In the post on estimating the rate of spread in the current ebola epidemic, a commenter stated that using a monthly rate of disease spread in Liberia was a “simpler” model than what I had done, which was based on a daily rate. This is not correct and I want to clarify why here.
In fact I used a very simple model–an exponential model, which has the form y = b^ax. You can’t get any simpler than a one parameter model, and that fact doesn’t change just because you alter the value of the base b. Any base can model an exponential increase; changing it just requires a corresponding change in parameter a, for a given pair of y and x variables. Base choice ought to be done in a way that carries some meaning. For example, if you’re inherently interested in the doubling time of something, then 2 is the logical choice*. But when no particular base value is obvious, it’s still best if the value used carries meaning in terms of the values of x, i.e. where a = 1.0, presuming that x is measured on some scale that has inherent interest. In my case, that’s the per-day increase in ebola cases.

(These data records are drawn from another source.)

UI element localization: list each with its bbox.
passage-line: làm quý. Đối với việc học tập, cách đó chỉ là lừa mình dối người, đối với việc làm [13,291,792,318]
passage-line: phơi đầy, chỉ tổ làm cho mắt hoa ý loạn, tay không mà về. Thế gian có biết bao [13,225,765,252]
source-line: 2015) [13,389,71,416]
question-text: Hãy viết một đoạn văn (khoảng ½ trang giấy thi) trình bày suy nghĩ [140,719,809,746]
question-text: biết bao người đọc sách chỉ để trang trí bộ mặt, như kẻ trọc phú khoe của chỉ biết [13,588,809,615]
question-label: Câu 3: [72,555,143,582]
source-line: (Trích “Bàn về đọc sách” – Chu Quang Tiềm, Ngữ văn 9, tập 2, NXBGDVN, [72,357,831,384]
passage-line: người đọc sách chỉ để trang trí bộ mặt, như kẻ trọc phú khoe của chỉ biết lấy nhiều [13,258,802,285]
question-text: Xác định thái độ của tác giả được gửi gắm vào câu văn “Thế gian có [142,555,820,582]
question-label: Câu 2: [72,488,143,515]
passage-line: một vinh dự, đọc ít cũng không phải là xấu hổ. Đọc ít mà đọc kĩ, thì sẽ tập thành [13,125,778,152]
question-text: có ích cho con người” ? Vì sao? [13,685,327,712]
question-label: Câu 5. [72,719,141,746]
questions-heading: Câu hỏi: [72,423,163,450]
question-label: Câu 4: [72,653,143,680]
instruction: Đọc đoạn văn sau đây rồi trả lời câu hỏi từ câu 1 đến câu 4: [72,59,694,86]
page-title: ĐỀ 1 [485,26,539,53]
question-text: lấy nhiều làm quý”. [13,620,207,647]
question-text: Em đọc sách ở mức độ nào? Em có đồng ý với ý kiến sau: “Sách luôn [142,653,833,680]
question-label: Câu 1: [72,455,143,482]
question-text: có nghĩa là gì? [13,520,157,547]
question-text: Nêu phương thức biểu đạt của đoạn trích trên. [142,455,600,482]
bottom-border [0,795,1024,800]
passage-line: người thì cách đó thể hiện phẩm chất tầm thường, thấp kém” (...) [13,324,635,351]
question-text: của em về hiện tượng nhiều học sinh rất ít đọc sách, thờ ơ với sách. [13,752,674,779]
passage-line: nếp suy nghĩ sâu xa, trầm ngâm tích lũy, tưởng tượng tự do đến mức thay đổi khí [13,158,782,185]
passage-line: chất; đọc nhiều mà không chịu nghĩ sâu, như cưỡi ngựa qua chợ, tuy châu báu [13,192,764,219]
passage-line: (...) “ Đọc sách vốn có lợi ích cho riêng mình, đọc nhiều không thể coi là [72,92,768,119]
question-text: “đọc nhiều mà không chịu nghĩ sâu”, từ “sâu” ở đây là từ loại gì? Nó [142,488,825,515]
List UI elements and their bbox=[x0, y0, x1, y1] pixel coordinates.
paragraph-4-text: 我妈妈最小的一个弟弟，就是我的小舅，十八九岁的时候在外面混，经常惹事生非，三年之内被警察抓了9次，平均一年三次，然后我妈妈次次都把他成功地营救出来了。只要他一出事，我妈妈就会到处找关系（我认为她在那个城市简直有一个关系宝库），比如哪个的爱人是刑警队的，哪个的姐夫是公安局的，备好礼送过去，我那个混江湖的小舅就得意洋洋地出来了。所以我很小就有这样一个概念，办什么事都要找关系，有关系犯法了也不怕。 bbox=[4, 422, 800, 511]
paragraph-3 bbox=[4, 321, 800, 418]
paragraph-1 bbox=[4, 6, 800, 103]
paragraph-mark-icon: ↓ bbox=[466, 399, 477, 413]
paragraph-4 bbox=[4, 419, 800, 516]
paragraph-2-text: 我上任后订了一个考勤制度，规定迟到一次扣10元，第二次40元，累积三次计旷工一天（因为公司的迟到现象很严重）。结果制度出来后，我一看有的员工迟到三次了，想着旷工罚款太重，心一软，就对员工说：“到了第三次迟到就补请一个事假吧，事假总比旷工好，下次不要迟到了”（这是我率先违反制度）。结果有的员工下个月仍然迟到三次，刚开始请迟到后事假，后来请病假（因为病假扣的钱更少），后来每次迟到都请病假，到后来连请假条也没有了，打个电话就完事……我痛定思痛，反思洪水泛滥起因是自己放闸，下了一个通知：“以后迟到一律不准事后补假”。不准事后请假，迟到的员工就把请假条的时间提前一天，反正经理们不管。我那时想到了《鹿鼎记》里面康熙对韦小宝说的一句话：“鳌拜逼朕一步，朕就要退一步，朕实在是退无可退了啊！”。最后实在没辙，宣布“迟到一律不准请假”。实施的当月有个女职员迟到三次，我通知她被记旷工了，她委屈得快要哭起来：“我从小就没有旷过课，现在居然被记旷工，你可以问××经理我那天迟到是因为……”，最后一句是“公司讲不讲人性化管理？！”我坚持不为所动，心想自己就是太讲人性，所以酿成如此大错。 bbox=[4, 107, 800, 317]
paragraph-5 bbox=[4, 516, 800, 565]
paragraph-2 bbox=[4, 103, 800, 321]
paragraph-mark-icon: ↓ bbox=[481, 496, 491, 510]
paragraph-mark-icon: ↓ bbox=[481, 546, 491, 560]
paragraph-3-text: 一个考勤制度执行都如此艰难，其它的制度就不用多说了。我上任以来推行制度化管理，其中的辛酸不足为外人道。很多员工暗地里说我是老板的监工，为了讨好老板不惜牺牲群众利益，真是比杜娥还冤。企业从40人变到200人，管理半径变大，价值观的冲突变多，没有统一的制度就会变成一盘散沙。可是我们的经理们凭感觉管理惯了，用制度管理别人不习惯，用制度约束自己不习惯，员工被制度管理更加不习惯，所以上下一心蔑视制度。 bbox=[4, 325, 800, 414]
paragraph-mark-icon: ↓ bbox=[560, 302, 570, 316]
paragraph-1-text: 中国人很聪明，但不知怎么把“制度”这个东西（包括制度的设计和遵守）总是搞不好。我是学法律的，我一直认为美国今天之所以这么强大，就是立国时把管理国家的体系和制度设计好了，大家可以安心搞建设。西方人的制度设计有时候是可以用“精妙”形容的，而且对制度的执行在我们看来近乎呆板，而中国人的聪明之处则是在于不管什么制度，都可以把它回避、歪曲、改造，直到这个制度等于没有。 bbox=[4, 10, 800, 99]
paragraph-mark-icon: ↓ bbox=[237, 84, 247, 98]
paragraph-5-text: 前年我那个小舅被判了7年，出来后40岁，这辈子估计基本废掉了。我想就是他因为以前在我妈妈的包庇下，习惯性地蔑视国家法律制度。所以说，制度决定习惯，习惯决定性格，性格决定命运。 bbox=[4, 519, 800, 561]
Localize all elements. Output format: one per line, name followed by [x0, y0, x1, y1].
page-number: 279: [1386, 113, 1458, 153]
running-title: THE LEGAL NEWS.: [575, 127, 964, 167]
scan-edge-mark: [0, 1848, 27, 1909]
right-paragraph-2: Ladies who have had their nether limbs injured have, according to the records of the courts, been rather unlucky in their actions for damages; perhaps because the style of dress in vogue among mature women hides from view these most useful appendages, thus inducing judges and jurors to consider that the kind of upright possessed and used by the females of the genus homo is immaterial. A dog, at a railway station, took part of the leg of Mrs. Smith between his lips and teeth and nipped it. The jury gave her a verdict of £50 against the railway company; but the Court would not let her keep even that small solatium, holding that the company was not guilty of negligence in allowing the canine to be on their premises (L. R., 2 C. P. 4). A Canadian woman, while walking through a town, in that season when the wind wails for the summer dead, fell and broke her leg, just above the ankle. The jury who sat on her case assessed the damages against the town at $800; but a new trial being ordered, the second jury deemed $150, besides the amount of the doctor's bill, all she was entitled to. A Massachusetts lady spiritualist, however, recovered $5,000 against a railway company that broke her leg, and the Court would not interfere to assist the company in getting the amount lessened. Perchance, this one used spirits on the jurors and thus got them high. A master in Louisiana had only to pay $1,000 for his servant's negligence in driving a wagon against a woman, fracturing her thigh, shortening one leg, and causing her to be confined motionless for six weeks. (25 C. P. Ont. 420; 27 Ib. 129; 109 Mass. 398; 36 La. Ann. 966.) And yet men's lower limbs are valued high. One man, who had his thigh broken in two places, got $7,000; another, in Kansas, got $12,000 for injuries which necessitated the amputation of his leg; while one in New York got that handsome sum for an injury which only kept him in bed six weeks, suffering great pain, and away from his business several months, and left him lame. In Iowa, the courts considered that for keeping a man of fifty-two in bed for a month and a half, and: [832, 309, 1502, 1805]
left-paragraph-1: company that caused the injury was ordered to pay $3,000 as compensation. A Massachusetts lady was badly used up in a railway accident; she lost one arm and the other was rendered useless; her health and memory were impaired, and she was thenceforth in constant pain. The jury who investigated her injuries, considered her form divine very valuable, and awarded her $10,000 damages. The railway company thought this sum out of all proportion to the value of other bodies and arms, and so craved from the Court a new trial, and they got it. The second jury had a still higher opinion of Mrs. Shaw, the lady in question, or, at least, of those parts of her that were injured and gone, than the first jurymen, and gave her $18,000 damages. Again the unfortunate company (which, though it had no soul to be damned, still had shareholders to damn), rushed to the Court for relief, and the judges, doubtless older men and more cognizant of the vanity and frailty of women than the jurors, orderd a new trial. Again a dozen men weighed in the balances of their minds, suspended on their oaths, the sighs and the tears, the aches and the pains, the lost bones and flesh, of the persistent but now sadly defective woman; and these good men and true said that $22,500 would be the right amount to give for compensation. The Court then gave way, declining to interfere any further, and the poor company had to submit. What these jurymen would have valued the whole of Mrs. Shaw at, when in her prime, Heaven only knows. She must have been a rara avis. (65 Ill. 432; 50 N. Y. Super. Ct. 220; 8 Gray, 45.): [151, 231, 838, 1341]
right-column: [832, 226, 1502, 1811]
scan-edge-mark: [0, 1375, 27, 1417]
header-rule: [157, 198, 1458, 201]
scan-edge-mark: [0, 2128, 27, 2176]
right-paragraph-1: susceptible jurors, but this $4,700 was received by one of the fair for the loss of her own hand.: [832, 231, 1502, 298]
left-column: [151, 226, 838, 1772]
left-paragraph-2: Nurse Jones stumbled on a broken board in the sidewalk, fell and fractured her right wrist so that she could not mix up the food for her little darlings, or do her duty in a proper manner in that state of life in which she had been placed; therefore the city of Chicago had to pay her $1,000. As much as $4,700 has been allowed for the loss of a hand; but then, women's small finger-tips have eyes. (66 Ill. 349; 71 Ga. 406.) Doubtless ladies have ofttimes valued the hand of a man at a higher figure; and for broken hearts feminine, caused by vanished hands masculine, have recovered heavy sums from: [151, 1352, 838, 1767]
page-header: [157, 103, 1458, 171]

However, if you fit an exponential model to some data, most programs will use a base of e (~2.781) or 10 by default; the base is fixed and the rate of change is then determined with respect to the units of ax. That’s a bit backwards frankly, but not a big deal, because the base used can easily be converted to whatever base is more meaningful relative to the data at hand. Say for example, that your model fitting procedure gives y = e^(3.2x), where b = e and a = 3.2. But if your x variable is recorded in say, days, you may well not be interested in how y changes every 3.2 days: you want to know the per-day rate of change. Well, y = e^(ax) is simply y = (e^a)^x, and so in this case b = e^(3.2) = 24.5; it takes a larger base to return a given y value if the exponent is smaller. It’s just a straight mathematical transformation (e^a), where a is whatever value is returned in the exponential model fitting. It has nothing to do with model complexity. It has instead to do with scaling, ease of interpretation and convenience.
The relevance to the ebola transmission rate modeling and the original comment is that those rates could very well change within a month’s time due to radical changes in the population’s behavior (critical), or perhaps drug availability (unlikely in this case). In a disease epidemic what happens from day to day is critical. So you want to use a time scale that allows you to detect system changes quickly, while (in this case) also acknowledging the noise generated by the data reporting process (which complicates things and was the whole point of using loess to smooth the raw data before making the estimates). Note that I’ve not gone into the issue of how to detect when an exponential growth rate has changed to some other type of growth. That’s much more difficult.
*Exponential functions are also useful for analyzing outcomes of trials with categorical variables, a where a = 1 and b defines the number of possible outcomes of some repeated process. For example y = 2^25 gives the total number of possible permutations of 25 trials of an event having two possible outcomes. But that’s a different application than modeling a change rate (unless you want to consider the increase in the number of possible permutations a rate).